The terms Rhinelandic, Rhenish, and Rhinelandic regiolect are used to name the colloquial language spoken in the so-called Rhineland of West Germany. This linguistic region is approximately formed of the West of North-Rhine Westphalia, the North of Rhineland-Palatinate and several smaller adjacent areas, including some areas in neighbouring countries.

Although there is such a thing as a Rhinelandic accent, and the regiolect uses it, the Rhinelandic regiolect is not simply German spoken with an accent. Indeed, it deviates from Standard German with several thousand commonly used additional words, phrases, and idioms, and some grammatical constructions. Like other German regiolects, there is not a strict definition of what constitutues Rhinelandic; it can be spoken in a way very close to the standard language, but if locals talk to each other, it is mostly unintelligible to inhabitants of other German speaking regions.
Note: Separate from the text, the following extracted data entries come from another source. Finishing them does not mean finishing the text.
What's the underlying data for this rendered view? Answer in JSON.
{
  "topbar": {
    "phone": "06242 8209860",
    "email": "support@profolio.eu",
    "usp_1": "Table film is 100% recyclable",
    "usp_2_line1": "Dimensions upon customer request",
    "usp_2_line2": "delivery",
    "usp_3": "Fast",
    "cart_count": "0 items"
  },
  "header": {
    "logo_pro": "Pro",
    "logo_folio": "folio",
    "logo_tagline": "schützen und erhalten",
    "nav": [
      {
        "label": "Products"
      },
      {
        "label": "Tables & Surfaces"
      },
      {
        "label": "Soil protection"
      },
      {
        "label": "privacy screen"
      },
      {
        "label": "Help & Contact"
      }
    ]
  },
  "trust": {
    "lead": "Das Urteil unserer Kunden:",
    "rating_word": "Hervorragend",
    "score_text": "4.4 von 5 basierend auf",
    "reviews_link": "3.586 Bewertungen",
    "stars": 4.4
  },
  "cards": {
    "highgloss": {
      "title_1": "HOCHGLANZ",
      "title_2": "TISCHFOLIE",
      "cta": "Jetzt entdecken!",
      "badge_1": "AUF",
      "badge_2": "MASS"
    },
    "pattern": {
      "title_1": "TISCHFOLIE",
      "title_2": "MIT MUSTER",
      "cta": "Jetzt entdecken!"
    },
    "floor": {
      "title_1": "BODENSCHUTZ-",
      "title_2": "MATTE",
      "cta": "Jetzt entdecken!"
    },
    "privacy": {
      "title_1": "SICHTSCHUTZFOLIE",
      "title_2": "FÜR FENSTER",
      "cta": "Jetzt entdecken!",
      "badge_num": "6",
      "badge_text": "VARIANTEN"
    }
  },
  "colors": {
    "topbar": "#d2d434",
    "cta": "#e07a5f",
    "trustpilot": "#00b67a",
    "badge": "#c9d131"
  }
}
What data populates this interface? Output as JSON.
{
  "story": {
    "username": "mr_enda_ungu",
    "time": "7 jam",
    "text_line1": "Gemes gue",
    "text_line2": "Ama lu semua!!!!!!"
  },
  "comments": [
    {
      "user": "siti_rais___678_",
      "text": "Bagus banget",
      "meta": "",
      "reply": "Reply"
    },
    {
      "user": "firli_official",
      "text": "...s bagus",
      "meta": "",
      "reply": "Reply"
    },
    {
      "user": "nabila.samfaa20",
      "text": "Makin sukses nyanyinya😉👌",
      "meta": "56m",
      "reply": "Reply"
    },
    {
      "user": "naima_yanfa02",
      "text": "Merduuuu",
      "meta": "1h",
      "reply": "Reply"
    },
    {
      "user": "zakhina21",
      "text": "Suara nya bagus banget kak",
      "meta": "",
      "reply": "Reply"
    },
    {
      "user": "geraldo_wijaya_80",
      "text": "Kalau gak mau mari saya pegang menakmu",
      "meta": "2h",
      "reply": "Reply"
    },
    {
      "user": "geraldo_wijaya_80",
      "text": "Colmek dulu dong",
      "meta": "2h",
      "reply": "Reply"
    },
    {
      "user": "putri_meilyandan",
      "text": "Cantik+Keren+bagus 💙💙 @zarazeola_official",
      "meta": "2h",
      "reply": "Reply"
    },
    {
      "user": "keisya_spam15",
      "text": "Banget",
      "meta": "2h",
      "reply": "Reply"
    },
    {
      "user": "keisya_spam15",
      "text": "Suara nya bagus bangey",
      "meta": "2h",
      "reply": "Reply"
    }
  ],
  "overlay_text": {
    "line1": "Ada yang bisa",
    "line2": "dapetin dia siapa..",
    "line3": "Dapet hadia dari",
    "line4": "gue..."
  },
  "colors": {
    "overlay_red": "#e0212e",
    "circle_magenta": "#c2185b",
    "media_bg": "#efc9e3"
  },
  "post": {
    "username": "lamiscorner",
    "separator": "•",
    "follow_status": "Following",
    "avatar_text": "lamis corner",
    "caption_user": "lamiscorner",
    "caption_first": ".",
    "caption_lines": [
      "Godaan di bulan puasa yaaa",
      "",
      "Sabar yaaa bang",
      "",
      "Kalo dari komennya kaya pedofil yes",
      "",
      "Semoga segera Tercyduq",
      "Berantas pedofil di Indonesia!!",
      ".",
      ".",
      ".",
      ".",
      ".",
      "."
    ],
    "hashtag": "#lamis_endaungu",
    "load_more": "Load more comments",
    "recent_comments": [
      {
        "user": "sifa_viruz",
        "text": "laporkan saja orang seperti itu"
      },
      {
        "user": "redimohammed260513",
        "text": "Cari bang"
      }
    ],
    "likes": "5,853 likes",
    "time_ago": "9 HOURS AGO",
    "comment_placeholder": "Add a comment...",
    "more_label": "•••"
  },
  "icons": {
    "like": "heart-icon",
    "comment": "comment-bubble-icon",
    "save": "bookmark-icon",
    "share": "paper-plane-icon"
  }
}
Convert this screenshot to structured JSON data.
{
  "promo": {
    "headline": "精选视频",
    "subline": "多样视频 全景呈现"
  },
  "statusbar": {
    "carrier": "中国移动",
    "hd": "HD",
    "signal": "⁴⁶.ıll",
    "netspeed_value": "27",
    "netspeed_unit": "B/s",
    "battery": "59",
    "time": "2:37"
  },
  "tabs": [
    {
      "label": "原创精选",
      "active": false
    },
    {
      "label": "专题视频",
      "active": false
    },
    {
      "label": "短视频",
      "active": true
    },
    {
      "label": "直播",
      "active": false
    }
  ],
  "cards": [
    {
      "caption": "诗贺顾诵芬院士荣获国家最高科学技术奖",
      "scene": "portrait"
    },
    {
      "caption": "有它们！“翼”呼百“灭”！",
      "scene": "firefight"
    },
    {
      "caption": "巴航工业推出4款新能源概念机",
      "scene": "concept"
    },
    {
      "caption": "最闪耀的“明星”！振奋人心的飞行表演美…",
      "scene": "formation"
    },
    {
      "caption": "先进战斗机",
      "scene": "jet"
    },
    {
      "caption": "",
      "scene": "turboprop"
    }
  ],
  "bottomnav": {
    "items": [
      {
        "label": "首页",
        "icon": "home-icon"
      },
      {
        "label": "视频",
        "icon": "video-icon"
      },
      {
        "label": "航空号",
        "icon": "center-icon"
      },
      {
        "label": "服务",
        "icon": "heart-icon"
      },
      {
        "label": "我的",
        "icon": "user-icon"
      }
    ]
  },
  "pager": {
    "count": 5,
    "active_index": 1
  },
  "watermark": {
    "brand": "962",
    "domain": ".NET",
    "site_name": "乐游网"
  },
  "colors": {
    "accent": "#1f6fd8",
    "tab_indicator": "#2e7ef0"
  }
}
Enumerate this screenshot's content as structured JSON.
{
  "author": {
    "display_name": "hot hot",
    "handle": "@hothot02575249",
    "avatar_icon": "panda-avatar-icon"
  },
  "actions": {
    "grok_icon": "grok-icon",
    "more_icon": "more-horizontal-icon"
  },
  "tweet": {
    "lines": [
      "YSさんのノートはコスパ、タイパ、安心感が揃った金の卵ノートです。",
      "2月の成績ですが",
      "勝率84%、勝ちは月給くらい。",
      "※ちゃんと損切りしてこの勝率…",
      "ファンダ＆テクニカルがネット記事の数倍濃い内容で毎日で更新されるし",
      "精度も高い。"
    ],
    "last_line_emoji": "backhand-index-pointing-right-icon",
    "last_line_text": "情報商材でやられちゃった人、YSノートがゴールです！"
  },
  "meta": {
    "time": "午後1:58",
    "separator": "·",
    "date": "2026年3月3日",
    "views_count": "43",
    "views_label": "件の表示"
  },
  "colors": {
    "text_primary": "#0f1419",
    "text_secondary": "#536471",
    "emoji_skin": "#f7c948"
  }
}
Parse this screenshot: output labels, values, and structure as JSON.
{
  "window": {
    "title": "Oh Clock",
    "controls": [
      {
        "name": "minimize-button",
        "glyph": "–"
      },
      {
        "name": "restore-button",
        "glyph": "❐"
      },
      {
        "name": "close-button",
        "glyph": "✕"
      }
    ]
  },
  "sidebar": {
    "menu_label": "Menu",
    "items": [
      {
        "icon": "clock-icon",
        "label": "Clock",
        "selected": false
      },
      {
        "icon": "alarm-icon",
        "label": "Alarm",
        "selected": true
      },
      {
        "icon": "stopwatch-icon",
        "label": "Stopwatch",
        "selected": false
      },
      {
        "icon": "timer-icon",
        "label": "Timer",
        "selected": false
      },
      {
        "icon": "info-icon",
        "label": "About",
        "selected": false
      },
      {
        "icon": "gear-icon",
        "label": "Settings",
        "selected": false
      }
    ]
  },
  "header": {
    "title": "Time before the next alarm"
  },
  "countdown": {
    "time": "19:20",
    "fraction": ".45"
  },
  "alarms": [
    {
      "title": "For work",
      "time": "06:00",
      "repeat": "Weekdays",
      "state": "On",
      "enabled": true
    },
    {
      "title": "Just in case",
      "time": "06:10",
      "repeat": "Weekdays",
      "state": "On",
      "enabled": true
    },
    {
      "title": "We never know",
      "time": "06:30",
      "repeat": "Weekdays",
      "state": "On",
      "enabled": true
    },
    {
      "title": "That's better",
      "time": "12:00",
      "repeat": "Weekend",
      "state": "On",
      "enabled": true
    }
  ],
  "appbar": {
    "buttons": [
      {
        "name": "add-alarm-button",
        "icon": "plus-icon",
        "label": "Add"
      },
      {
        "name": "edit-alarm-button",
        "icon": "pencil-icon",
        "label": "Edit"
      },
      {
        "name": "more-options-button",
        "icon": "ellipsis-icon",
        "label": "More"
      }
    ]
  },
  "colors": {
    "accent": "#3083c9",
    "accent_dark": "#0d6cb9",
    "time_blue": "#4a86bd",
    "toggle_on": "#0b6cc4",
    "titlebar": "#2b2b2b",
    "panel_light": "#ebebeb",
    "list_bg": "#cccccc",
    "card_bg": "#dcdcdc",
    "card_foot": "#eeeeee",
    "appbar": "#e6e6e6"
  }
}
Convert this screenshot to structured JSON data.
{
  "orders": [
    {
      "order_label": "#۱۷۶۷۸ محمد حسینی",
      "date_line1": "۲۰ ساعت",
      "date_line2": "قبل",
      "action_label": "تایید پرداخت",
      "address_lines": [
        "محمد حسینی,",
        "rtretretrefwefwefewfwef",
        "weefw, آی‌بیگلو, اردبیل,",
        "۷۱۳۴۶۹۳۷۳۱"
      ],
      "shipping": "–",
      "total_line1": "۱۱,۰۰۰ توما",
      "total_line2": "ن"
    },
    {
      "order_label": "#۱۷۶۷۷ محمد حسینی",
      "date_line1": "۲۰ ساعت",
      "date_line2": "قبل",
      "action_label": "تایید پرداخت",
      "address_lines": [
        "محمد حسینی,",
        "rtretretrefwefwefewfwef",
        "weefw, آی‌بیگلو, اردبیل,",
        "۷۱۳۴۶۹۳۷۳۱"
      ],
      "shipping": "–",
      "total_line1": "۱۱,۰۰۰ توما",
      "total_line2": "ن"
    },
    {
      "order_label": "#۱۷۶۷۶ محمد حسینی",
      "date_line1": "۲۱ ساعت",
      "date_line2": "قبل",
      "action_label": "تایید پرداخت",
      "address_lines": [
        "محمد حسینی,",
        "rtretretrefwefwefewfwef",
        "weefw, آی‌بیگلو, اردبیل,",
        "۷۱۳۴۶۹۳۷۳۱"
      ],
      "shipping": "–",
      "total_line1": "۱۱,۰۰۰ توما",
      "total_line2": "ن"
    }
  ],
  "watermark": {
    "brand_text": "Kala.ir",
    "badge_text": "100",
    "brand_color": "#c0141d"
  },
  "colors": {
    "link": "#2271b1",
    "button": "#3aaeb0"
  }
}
Linguists classify the Rhinelandic Regiolect as a dialect of Standard German having a strong substratum of the many diverse local community languages of the Rhineland. As such, it has a middle position between the group of older West Central German languages, Franconian languages, and Low Franconian languages spoken in the Rhineland, and the newer Standard German. The latter has only been brought into the area recently, under the Prussian reign, when local speakers merged many common properties and words of their local languages into the standard language. Thus a new regiolect formed, which in many respects follows the conventions of Standard German, but at the same time continues local linguistic traditions, making it comprehensible in a much wider area than the original local languages. Nevertheless, it still reflects differences inside the dialect continuum of the Rhineland, since speakers often prefer distinct words, styles or linguistic forms depending on the subregion they come from.